The Seos platform from HID Global is one of the premier credential technology options available to universities. It combines advanced encryption, high reliability and fast operation, and as a software-based credential technology, Seos is independent of underlying hardware. This offers form-factor flexibility, supporting use on mobile devices, smart cards, wearables, tags and more.
Seos can be leveraged for a wide range of applications beyond physical access control, including secure printing, cashless vending, parking management and secure network login.
For most campuses considering a move from older ID technologies to a more secure credential, the contactless smart card is the obvious choice. For both higher education and other markets, the choice has coalesced around a small number of options.
“In the real world we’re only talking about a few technologies in this space,” says Tim Nyblom, End User Business Manager for Higher Education, Physical Access Control at HID Global. “HID’s Seos and MIFARE DESFire are the main credential options in this race.”
When a campus selects and invests in a solution using Seos or DESFire credentials, they are making a commitment that is important to understand.
Open solutions are top-of-mind for security professionals. They want to know they’re getting the best options and flexibility for their investment both today, and far into the future. HID has made a point to provide this openness that modern security professionals demand.
“Our strategy involves offering flexibility in a way that enables campuses to upgrade technologies in the future using the readers they’ve already installed.”
In addition to its Seos solution, HID also offers the SIO (Secure Identity Object) data model on DESFire cards for leading security and privacy protection.
For mobile deployments, customers can choose between BLE and NFC to meet their needs and vision of the future. HID further extends its focus on openness for the higher education space with an Apple Wallet option.

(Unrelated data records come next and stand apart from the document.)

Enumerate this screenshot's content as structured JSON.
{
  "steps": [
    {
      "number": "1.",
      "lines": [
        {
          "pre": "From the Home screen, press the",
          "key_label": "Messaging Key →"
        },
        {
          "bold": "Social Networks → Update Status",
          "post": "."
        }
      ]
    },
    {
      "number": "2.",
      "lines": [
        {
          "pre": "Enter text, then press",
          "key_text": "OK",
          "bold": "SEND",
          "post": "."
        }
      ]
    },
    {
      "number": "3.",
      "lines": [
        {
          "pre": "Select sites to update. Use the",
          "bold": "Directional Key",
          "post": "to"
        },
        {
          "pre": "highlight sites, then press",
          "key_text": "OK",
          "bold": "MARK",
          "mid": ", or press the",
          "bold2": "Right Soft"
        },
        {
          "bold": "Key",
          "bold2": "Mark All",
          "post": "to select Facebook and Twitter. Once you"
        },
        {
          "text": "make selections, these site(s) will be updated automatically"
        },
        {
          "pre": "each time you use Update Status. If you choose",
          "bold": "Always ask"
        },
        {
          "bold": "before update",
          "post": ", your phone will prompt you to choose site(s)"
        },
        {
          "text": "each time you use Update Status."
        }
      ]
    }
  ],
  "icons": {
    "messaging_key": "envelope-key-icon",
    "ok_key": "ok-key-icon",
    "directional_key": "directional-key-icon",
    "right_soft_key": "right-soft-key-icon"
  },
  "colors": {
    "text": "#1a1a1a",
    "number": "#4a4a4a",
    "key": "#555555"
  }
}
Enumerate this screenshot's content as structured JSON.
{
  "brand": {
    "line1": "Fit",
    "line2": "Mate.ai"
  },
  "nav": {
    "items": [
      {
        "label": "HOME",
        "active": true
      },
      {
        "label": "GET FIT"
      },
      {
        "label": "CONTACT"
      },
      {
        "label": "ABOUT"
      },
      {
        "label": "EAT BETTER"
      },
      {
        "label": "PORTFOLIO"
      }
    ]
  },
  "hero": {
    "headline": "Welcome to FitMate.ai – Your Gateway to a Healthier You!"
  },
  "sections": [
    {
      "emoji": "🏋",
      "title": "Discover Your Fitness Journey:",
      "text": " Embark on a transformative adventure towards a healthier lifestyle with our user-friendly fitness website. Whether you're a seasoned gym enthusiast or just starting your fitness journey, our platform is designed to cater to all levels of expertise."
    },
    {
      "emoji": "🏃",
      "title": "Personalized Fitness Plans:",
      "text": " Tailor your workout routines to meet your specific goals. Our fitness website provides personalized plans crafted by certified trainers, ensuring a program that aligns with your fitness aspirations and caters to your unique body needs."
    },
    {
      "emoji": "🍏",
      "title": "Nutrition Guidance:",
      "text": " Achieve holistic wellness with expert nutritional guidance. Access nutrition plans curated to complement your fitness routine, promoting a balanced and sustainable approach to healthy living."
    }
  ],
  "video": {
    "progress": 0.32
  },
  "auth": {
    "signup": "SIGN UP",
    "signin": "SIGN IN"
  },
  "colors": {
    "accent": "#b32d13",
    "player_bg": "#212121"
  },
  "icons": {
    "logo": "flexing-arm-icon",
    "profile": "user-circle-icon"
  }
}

Finally, the value of openness is underpinned by the dependability of the provider. HID has been a leader in the access control space globally for many years.
“Our stance at HID is really about offering the most choice and the most flexibility,” says Nyblom. “Out of the box, you can hang one of our Signo Readers on the wall and it will support a huge range of technologies including Seos, DESFire, and a variety of other legacy technologies if the campus is still using those.”

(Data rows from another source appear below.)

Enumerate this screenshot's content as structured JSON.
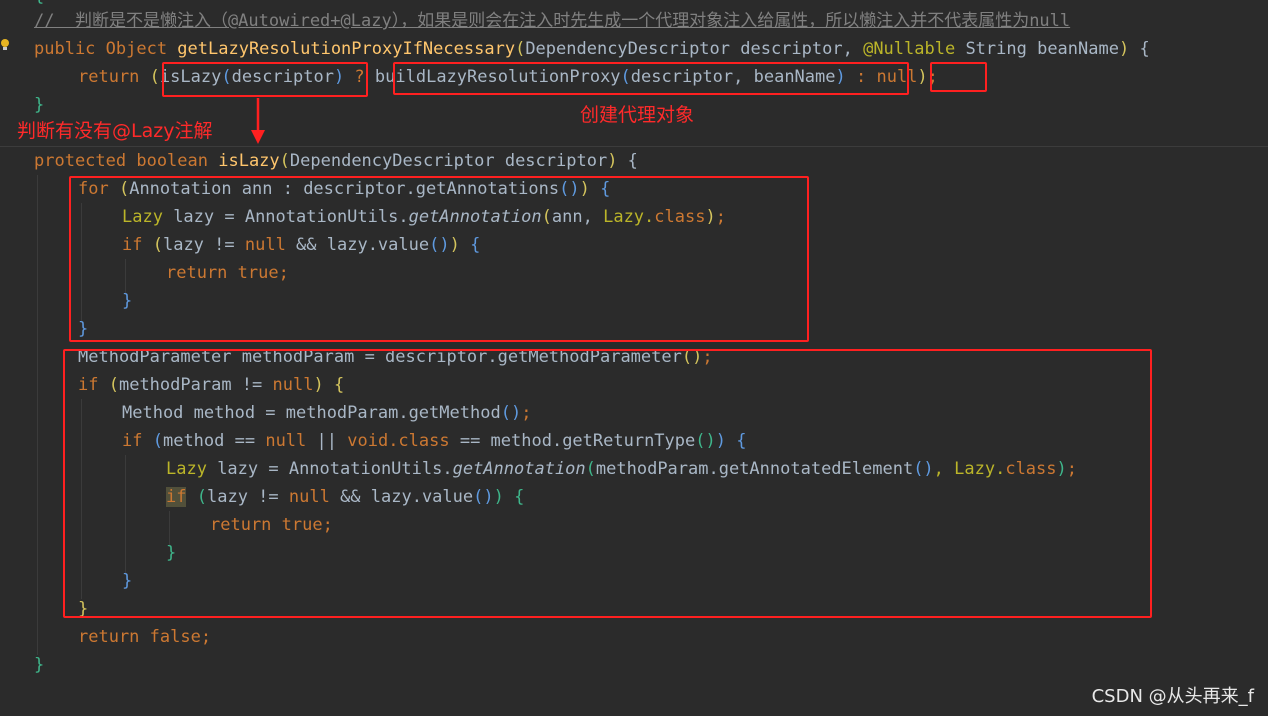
{
  "comment": "//  判断是不是懒注入（@Autowired+@Lazy），如果是则会在注入时先生成一个代理对象注入给属性，所以懒注入并不代表属性为null",
  "method1": {
    "mods": "public Object ",
    "name": "getLazyResolutionProxyIfNecessary",
    "params_a": "DependencyDescriptor descriptor, ",
    "annotation": "@Nullable",
    "params_b": " String beanName",
    "brace": " {",
    "ret_kw": "return ",
    "islazy_call": "isLazy",
    "descriptor": "descriptor",
    "ternary_q": " ? ",
    "build_call": "buildLazyResolutionProxy",
    "build_args": "descriptor, beanName",
    "ternary_colon": " : ",
    "null_kw": "null",
    "end": ");",
    "close": "}"
  },
  "method2": {
    "mods": "protected boolean ",
    "name": "isLazy",
    "params": "DependencyDescriptor descriptor",
    "brace": " {",
    "l1_for": "for ",
    "l1_rest": "Annotation ann : descriptor.getAnnotations",
    "l2_type": "Lazy",
    "l2_a": " lazy = AnnotationUtils.",
    "l2_fn": "getAnnotation",
    "l2_b": "ann, ",
    "l2_c": "Lazy.",
    "l2_cls": "class",
    "l3_if": "if ",
    "l3_a": "lazy != ",
    "l3_null": "null",
    "l3_b": " && lazy.value",
    "l4_ret": "return true;",
    "l7": "MethodParameter methodParam = descriptor.getMethodParameter",
    "l8_if": "if ",
    "l8_a": "methodParam != ",
    "l8_null": "null",
    "l9": "Method method = methodParam.getMethod",
    "l10_if": "if ",
    "l10_a": "method == ",
    "l10_null": "null",
    "l10_or": " || ",
    "l10_void": "void",
    "l10_cls": ".class",
    "l10_b": " == method.getReturnType",
    "l11_type": "Lazy",
    "l11_a": " lazy = AnnotationUtils.",
    "l11_fn": "getAnnotation",
    "l11_b": "methodParam.getAnnotatedElement",
    "l11_c": ", Lazy.",
    "l11_cls": "class",
    "l12_if": "if",
    "l12_a": "lazy != ",
    "l12_null": "null",
    "l12_b": " && lazy.value",
    "l13_ret": "return true;",
    "l17_ret": "return false;",
    "close": "}"
  },
  "annotations": {
    "note_lazy_check": "判断有没有@Lazy注解",
    "note_create_proxy": "创建代理对象"
  },
  "watermark": "CSDN @从头再来_f"
}
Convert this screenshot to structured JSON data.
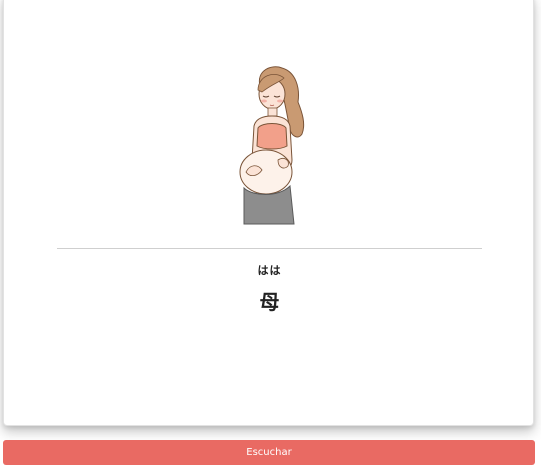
{
  "flashcard": {
    "image_subject": "pregnant-woman-illustration",
    "reading": "はは",
    "kanji": "母"
  },
  "actions": {
    "listen_label": "Escuchar"
  },
  "colors": {
    "button_background": "#e96a63",
    "button_text": "#ffffff",
    "divider": "#cfcfcf",
    "text": "#222222"
  }
}
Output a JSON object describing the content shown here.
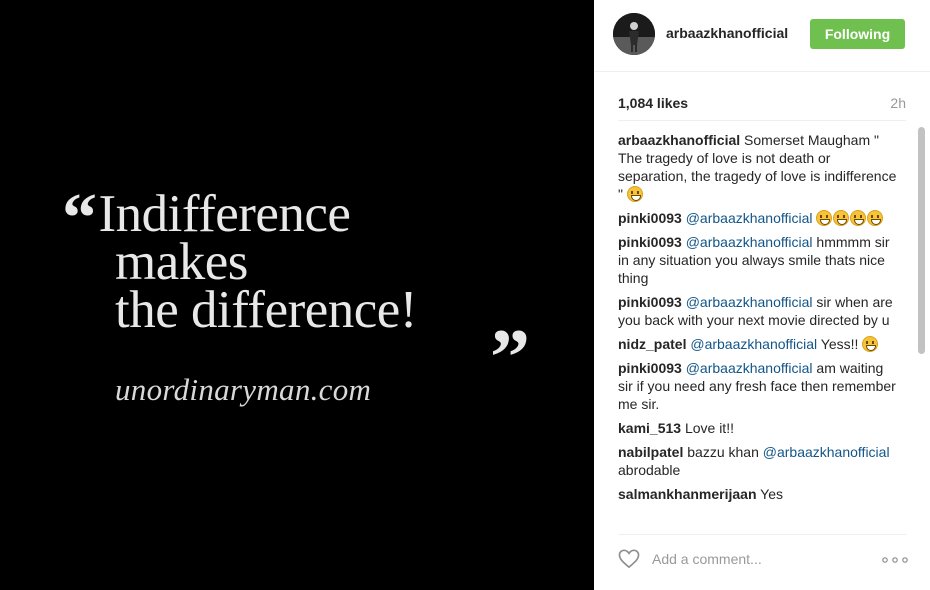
{
  "post_image": {
    "quote_line_1": "Indifference",
    "quote_line_2": "makes",
    "quote_line_3": "the difference!",
    "open_quote": "“",
    "close_quote": "”",
    "website": "unordinaryman.com"
  },
  "header": {
    "username": "arbaazkhanofficial",
    "follow_label": "Following",
    "follow_color": "#70c050"
  },
  "stats": {
    "likes": "1,084 likes",
    "time_ago": "2h"
  },
  "comments": [
    {
      "author": "arbaazkhanofficial",
      "mention": "",
      "text": " Somerset Maugham \" The tragedy of love is not death or separation, the tragedy of love is indifference \" ",
      "emoji_count": 1
    },
    {
      "author": "pinki0093",
      "mention": " @arbaazkhanofficial",
      "text": " ",
      "emoji_count": 4
    },
    {
      "author": "pinki0093",
      "mention": " @arbaazkhanofficial",
      "text": " hmmmm sir in any situation you always smile thats nice thing",
      "emoji_count": 0
    },
    {
      "author": "pinki0093",
      "mention": " @arbaazkhanofficial",
      "text": " sir when are you back with your next movie directed by u",
      "emoji_count": 0
    },
    {
      "author": "nidz_patel",
      "mention": " @arbaazkhanofficial",
      "text": " Yess!! ",
      "emoji_count": 1
    },
    {
      "author": "pinki0093",
      "mention": " @arbaazkhanofficial",
      "text": " am waiting sir if you need any fresh face then remember me sir.",
      "emoji_count": 0
    },
    {
      "author": "kami_513",
      "mention": "",
      "text": " Love it!!",
      "emoji_count": 0
    },
    {
      "author": "nabilpatel",
      "mention": "",
      "text": " bazzu khan ",
      "emoji_count": 0
    },
    {
      "author": "salmankhanmerijaan",
      "mention": "",
      "text": " Yes",
      "emoji_count": 0
    }
  ],
  "comment_8_extra": {
    "mention": "@arbaazkhanofficial",
    "text": " abrodable"
  },
  "footer": {
    "comment_placeholder": "Add a comment...",
    "like_icon": "heart-icon",
    "more_icon": "more-options-icon"
  }
}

“This variety is not just limited to the credential technologies themselves but also the means to communicate them via mobile devices, with support for both Near Field Communication and Bluetooth,” he adds. “Our strategy involves offering flexibility in a way that enables campuses to upgrade technologies in the future using the readers they’ve already installed.”

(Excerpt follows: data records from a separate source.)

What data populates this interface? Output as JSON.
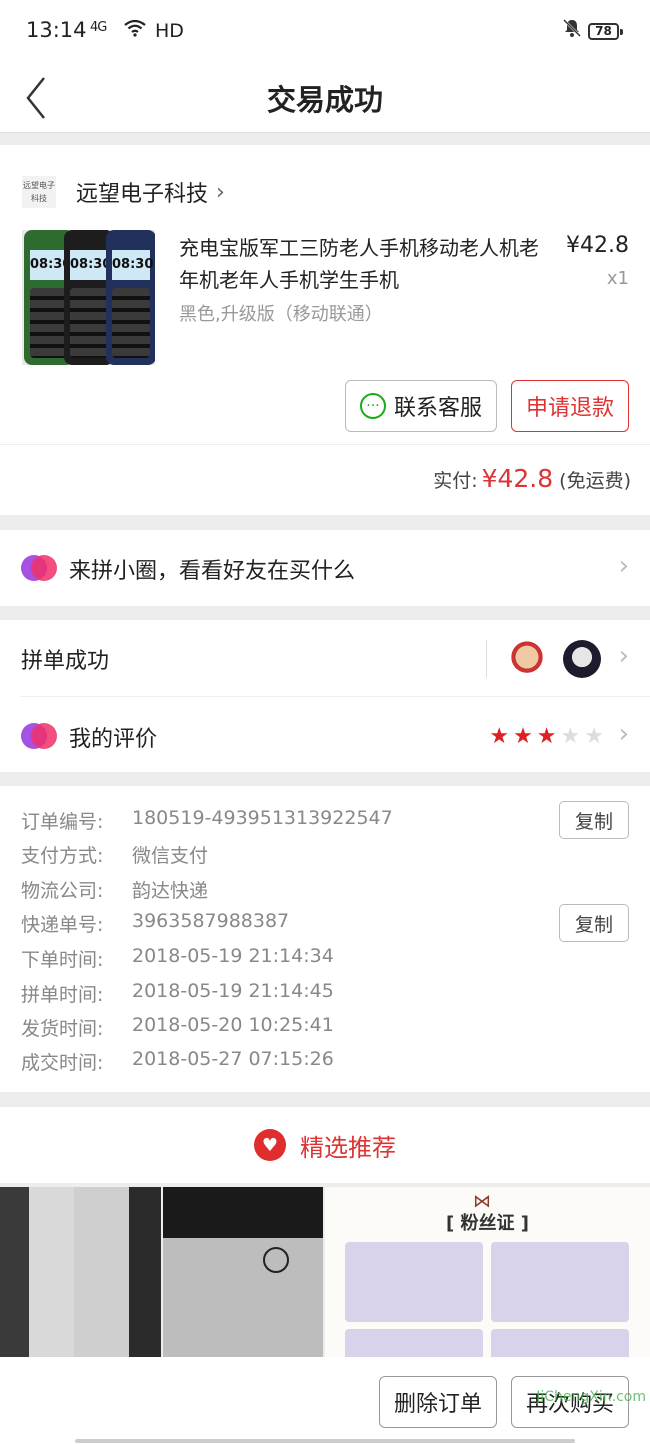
{
  "status_bar": {
    "time": "13:14",
    "signal": "4G",
    "hd": "HD",
    "battery": "78"
  },
  "nav": {
    "title": "交易成功"
  },
  "order": {
    "shop_logo_text": "远望电子科技",
    "shop_name": "远望电子科技",
    "product_title": "充电宝版军工三防老人手机移动老人机老年机老年人手机学生手机",
    "product_spec": "黑色,升级版（移动联通）",
    "price": "¥42.8",
    "quantity": "x1",
    "phone_screen_time": "08:30",
    "contact_label": "联系客服",
    "refund_label": "申请退款",
    "paid_label": "实付:",
    "paid_amount": "¥42.8",
    "paid_note": "(免运费)"
  },
  "circle": {
    "label": "来拼小圈，看看好友在买什么"
  },
  "group": {
    "label": "拼单成功"
  },
  "review": {
    "label": "我的评价",
    "rating": 3,
    "max_rating": 5
  },
  "details": {
    "rows": [
      {
        "label": "订单编号:",
        "value": "180519-493951313922547"
      },
      {
        "label": "支付方式:",
        "value": "微信支付"
      },
      {
        "label": "物流公司:",
        "value": "韵达快递"
      },
      {
        "label": "快递单号:",
        "value": "3963587988387"
      },
      {
        "label": "下单时间:",
        "value": "2018-05-19 21:14:34"
      },
      {
        "label": "拼单时间:",
        "value": "2018-05-19 21:14:45"
      },
      {
        "label": "发货时间:",
        "value": "2018-05-20 10:25:41"
      },
      {
        "label": "成交时间:",
        "value": "2018-05-27 07:15:26"
      }
    ],
    "copy_label": "复制"
  },
  "recommend": {
    "title": "精选推荐",
    "cert_title": "[ 粉丝证 ]"
  },
  "bottom": {
    "delete_label": "删除订单",
    "rebuy_label": "再次购买",
    "watermark": "JiChengXin.com"
  },
  "colors": {
    "accent_red": "#dd3333",
    "wechat_green": "#1aad19"
  }
}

Building an advanced credential environment
Choosing a credential technology can be a sensitive decision for universities. Often the decision between technologies like Seos and DESFire comes down to manufacturers, existing campus partners, or third-party vendors that have ties to a certain technology.
When it comes to credentials, the stance from HID is that Seos and DESFire are both great solutions, and the company provides both options to its clients.
“When Seos and DESFire are being discussed for security and credential upgrade paths, clients often don’t know HID supports both options,” says Nyblom. “If our campus client wants DESFire, then HID fully supports that. HID designs, builds and sells more DESFire cards for physical access control than almost any other card manufacturer.”
Still, he explains there are advantages to opting for Seos.
“With Seos, you’re not tied to a chip or silicon manufacturer. Since it’s a software-based application, you can put Seos on a card, a phone, or a wearable,” says Nyblom. “Looking forward, when you talk about DESFire or NXP, that’s chip-based. You need a chip in a card and a reader to communicate in a specific manner.”
“Seos isn’t a niche, proprietary solution. It’s sufficiently strong, private, and fits into the Apple ecosystem and Apple Wallet without modification.”
That distinction is one that Luc Merredew, Product Marketing Director, Physical Access Control at HID Global, believes will be important in the years to come.
“When you have a chip-based solution, you’re going to tend to be restrained by that. You may or may not be in a position to do mobile, for example,” says Merredew. “Seos is completely the same implementation on a card as it is on a mobile device. There’s not a separate version of Seos that goes on the phone, it’s all the same.”
As Merredew explains, an NFC read on a physical Seos card reads and interacts in the exactly the same way as a Seos mobile credential.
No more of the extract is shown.